Once you are aware of what is keeping you from writing, you need to create a writing habit. At what time of day do you feel the most creative or productive? A rule of thumb is the further the day progresses, the less creative and productive we become because other things begin competing for our attention. How much should you write at one go? Kiriakos warned us not to set ourselves up for failure. If you plan to write 5 pages on a certain day and do not achieve that goal, most likely you are going to feel like you have failed and starting the writing process again may take an unnecessary number of days or weeks.
The third thing, and perhaps the most important, you should do is learn how to eat an elephant. Well? How DO you eat an elephant? According to Kiriakos, the answer is: One bite at a time. For example, if you write in your calendar “PhD thesis” for every day you would have time to work on it (as I have done and now have a lot of erasing to do), you are setting yourself up for failure. Not only is it impossible to write a PhD thesis in a day, but you are also creating the feeling that you never get anything done. A more sensible approach would be to write, “1 page for Section 2.2.”, for example, or simply “one paragraph”. The same idea can be used for setting goals, i.e. break them down into smaller bites. For example: long-term goal (months to years) -> short-term goal (weeks to months) -> daily goal (hours to days).

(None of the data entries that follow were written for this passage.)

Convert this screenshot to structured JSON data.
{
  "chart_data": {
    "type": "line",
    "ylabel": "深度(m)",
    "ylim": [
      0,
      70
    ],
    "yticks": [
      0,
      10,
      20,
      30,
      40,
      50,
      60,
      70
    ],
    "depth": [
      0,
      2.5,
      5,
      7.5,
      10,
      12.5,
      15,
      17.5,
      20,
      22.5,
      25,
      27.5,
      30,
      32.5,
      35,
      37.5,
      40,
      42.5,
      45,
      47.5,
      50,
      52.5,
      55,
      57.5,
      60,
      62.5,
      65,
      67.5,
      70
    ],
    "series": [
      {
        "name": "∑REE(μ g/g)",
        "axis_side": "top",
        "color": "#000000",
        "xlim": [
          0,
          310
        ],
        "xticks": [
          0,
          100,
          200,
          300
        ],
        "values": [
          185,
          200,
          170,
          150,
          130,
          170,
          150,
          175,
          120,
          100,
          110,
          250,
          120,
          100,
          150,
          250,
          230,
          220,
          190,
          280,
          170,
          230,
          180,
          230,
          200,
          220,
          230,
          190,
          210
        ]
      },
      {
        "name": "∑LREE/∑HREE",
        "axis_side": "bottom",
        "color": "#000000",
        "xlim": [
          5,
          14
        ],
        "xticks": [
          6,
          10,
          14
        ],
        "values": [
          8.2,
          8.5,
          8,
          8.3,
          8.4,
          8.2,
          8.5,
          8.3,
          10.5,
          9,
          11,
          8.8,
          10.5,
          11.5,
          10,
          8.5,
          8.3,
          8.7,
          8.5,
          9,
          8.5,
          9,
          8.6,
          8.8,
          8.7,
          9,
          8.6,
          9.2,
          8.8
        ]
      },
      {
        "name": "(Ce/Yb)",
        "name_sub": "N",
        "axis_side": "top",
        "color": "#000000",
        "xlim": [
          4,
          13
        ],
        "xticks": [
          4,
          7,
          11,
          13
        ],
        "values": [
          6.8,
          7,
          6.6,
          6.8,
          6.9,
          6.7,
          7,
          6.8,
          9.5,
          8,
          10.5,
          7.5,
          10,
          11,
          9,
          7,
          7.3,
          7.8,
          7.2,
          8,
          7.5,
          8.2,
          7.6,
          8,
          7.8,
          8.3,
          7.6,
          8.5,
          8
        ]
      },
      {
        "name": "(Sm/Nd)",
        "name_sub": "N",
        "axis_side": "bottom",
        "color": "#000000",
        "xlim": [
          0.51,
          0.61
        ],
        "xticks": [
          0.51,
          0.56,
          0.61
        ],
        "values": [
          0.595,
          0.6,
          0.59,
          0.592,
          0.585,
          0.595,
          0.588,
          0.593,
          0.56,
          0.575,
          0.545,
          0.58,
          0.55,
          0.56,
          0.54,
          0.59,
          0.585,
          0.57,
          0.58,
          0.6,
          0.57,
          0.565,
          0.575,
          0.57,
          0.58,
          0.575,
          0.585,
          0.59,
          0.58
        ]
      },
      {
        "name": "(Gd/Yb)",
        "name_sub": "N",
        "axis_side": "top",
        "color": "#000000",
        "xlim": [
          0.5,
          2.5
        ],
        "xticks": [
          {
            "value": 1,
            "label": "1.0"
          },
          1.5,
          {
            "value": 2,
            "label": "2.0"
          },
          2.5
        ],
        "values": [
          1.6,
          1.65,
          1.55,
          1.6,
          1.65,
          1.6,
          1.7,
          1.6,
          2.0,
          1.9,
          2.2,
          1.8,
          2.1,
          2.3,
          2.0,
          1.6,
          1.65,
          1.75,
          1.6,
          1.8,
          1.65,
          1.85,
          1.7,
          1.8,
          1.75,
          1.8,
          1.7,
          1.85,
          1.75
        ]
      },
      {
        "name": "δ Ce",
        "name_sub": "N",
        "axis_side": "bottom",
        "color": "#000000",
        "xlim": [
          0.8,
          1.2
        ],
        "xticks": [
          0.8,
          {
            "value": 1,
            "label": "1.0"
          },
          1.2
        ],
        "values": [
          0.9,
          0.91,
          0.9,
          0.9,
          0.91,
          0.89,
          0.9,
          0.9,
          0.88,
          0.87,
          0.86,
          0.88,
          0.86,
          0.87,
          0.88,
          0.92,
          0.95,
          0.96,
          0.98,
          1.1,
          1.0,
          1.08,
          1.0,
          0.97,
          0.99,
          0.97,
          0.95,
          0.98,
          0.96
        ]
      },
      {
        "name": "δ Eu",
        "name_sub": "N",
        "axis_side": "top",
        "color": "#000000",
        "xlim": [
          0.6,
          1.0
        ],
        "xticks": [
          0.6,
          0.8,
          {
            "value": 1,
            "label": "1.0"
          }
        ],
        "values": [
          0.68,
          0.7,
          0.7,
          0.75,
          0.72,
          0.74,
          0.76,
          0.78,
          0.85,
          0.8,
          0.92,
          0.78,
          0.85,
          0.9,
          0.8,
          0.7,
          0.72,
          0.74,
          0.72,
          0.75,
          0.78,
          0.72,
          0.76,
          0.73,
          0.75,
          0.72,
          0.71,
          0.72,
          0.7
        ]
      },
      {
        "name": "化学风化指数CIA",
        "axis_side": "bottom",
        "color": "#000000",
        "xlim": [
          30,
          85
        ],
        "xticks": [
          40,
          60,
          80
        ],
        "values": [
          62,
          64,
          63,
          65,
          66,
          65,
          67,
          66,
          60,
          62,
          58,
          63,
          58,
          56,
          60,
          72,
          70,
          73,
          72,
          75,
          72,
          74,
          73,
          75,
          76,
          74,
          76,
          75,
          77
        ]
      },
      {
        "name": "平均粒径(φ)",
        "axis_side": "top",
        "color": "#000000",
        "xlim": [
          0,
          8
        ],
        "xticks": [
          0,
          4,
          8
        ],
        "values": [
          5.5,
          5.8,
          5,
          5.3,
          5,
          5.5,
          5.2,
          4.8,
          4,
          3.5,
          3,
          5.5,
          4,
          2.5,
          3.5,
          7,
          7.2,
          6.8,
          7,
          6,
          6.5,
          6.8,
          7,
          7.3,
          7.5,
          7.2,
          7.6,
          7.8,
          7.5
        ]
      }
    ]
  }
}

To combat procrastination, i.e. always waiting for inspiration or the ‘right moment’ to write, Kiriakos suggested free-writing. During the lecture and workshop, we participants engaged in two free-writing sessions, both lasting about ten minutes. Free-writing was a surprisingly good way to get into the ‘habit’ of writing. We were given a topic each time: The Ideal Academic Writer and The Most Important Thing to Me. Both topics also gave us a bone to chew, which helped us to process the beliefs we have of ourselves. When doing free-writing on your own, you do not necessarily need a topic; on the other hand, having a topic may get you put your thoughts in order. You need to set a timer, so you do not have to look at the clock, and then just write about the ideas or topics you have for writing your thesis on that particular day. With free-writing, you can find that inspiration, and the moment you sit down to free-write is exactly the ‘right moment’ you keep waiting for.
I left the workshop feeling I had eaten my elephant, or at least cut it down into smaller, more manageable pieces. Feeling inspired by Kiriakos and getting the push I needed to start writing, I decided to share my experience here. I recommend reading Tohtoritakuu to BA students , MA students, even to the experts whose doctoral hat is worn around the edges and whose sword has defended truth and knowledge many times over. It contains useful strategies for anyone contending with an elephant…. One bite at a time.